Nada da selva escura cantada por Dante no Inferno ou da pedra de Drummond. No livro inédito Coração de verão ou oitent’anos, encontrado no acervo do poeta Armando Freitas Filho, guardado pelo Instituto Moreira Salles, o espaço é amplo, azul e se estende aberto ao céu e ao mar. Na continuação dos célebres versos de A divina comédia, de onde o poeta mineiro retirou o mote do meio do caminho, lê-se ainda, em tradução de Augusto de Campos, que o poeta segue “solitário, sem sol e sem saída”. Pois nos poemas de Armando, é justamente o sol o protagonista, como o título do projeto de livro deixa entrever. Ele está presente textualmente na metade dos catorze poemas ou esquentando, elíptico, outras cenas — o subtítulo da obra é cenas e poemas —, salpicadas de “pernas nuas”, suor, calor, praia; além das noites passadas em bares, varandas e motéis.

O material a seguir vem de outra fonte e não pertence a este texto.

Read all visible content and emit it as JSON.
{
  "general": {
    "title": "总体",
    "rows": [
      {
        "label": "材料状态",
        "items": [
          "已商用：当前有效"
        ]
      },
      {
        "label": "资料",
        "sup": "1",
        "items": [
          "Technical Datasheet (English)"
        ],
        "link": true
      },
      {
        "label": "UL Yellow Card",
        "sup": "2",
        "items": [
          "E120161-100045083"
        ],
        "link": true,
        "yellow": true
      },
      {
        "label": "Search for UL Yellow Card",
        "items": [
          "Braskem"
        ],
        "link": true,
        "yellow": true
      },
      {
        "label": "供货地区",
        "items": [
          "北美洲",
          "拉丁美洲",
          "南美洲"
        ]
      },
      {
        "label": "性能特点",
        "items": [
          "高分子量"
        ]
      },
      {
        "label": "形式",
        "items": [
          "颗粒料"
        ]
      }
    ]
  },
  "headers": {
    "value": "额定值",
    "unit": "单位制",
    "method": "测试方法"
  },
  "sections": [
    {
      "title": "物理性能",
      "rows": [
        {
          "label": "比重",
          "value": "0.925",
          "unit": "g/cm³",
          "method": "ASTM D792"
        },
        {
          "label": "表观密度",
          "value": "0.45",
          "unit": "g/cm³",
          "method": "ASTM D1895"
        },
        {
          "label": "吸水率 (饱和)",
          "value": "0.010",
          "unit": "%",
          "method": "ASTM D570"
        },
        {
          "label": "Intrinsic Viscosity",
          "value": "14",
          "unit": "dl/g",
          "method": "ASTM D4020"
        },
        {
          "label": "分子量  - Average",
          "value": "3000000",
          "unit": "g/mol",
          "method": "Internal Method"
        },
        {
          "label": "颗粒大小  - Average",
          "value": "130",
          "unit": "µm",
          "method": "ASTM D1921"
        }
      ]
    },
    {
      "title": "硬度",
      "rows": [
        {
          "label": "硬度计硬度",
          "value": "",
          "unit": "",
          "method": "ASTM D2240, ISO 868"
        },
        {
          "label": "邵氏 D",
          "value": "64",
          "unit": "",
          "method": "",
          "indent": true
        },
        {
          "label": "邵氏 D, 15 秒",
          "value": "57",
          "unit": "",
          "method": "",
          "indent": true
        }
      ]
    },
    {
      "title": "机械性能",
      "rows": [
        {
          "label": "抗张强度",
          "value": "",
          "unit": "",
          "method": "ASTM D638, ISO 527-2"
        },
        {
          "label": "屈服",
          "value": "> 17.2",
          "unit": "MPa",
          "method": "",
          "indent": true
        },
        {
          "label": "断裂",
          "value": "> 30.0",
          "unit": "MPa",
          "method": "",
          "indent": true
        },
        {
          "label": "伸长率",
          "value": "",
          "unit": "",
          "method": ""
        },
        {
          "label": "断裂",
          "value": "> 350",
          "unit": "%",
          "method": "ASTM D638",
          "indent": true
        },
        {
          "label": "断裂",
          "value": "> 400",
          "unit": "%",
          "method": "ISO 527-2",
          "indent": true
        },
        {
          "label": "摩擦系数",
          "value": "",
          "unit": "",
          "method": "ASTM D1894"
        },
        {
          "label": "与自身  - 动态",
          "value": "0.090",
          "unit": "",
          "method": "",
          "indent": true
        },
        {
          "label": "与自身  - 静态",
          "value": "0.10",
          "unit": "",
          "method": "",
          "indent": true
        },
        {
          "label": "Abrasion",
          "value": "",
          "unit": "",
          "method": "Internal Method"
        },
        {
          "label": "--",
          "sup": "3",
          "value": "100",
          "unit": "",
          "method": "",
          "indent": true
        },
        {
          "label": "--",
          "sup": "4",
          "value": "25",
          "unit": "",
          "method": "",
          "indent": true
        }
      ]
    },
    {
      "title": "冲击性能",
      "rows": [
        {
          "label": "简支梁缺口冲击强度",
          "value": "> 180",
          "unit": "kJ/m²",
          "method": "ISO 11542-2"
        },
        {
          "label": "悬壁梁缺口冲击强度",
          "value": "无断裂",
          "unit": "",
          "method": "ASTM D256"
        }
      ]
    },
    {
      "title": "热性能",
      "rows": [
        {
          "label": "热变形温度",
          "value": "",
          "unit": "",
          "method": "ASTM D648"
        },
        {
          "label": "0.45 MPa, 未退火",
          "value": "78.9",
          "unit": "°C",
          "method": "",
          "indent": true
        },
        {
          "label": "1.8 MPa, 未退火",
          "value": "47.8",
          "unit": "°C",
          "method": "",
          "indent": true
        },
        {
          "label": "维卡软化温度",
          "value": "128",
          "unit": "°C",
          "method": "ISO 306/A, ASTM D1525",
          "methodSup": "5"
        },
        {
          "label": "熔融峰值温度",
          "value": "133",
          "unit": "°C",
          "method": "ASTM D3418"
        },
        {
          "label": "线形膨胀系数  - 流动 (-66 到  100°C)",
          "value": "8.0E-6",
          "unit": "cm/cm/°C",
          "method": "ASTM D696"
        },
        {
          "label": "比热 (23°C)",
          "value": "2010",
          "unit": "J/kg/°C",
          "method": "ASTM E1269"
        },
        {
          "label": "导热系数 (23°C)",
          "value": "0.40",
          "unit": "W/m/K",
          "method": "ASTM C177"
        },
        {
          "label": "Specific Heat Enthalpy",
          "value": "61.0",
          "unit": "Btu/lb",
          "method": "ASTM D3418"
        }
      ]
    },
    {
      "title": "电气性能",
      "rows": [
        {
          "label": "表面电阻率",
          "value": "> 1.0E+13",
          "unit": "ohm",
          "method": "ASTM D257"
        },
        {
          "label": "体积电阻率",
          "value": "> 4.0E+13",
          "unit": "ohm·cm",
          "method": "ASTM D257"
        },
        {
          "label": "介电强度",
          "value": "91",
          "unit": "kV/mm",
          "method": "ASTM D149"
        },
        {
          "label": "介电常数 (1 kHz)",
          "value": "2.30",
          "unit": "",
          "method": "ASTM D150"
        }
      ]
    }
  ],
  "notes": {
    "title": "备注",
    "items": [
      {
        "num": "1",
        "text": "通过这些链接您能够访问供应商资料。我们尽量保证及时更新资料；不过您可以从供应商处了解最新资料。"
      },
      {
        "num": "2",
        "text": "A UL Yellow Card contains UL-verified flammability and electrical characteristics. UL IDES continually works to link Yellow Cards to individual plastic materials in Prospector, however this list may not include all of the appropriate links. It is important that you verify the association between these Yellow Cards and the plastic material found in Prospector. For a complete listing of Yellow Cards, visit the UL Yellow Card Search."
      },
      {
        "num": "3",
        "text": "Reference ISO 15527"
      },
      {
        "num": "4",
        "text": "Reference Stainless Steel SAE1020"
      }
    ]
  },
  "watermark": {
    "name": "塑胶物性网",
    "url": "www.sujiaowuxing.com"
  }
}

O livro é puro movimento. A começar pelos poemas sem título, que funcionam como um contínuo de planos; também há o vento, sempre evocado; os deslocamentos de versos na mancha gráfica, que deixam espaços em branco e criam uma espécie de fluidez espacial; as orações longas e coordenadas, com poucos pontos finais, que tornam contínua a leitura, como que a emular um passeio ao sabor do acaso entre o mar e o asfalto; ou ainda os termos em inglês que irrompem de associações lúdicas com os sons das palavras. Aqui, no meio do caminho, o poeta está nu — “nu e só/ no centro ou no lugar/ onde somente o sol/ sabe/ e assassina”.
O livro seria feito em parceria com o artista plástico e amigo Roberto Magalhães, ambos, na época, com 40 anos — daí o título, soma da idade dos dois. Em conversa por telefone, Armando vai aos poucos se lembrando do projeto inacabado; conta que o custo para a impressão foi alto e, por esse motivo, a coletânea não foi editada. Ainda que a obra seja inédita, explica que alguns poemas foram incluídos em livros publicados posteriormente, sobretudo Longa vida, de 1982.
A parceria de Armando com artistas plásticos é comum em sua carreira. Em 2001, editou, em tiragem artesanal, o álbum Sol e carroceria, com textos seus e serigrafias de Anna Letycia; com Rubens Gerchman, lançou, em 1977, o hoje raro Mademoiselle furta-cor, com oito poemas eróticos ilustrados; no ano seguinte, publicou o tabloide A flor da pele, diálogo poético com verbetes de dicionário e fotos de Roberto Maia — na opinião do poeta, a melhor coisa que escreveu.
Entre os poemas de Coração de verão..., destaco um, que remete à alternativa do título, ou oitent’anos. Começa assim:
“Valium, valei-me,
pois aos quarenta
eu não sei se eu sou eu
ou se eu sou ou,
aos quarenta
a vida começa a ficar mais curta: [...]”
É o penúltimo poema e ponto de inflexão para a mudança de tom que acontece no livro. Se até aqui foi só leveza, espaços abertos e saúde, a partir de agora, inicia-se uma espécie de balanço: “eu entro/ para sempre, para dentro/ da Casa dos Enta”. Como tudo tem seu fim, no último poema, é necessário “virar a página do verão”; e com ele também se vão “shorts”, “roupas -diamante”, “frenesi”, “tardes, manhãs, luares”. O verão “guarda,/ no sótão, o sol/ na mansarda, o mar/ e de cor,/ na lembrança/ os arco-íris, as cores todas/ de um punhado de confetes,/ caras e festas/ jogadas no vento”.
É também a chegada do outono, que colore com nova paleta a entrada na “Casa dos Enta”. Mas não é o caso de se abater — “não desisto de mim/ e de nada”, afirma o poeta. Talvez, sim, deixar escoar o excesso do verão, todo voltado para fora, e recolher-se numa melancolia branda, porém atenta. Isso porque sabe que, apesar do envelhecimento do corpo, “toda viagem/ se faz por dentro,/ como as estações/ se fabricam, invisíveis, a partir do vento [...]”.
Morto hoje aos 84 anos, será ainda longa a vida de Armando, que deixa rastros em ritmos, sons que se desprendem luminosos de seus versos para quem os quiser ler, ouvir, gritar, receber lufadas desse sol — esse que insiste.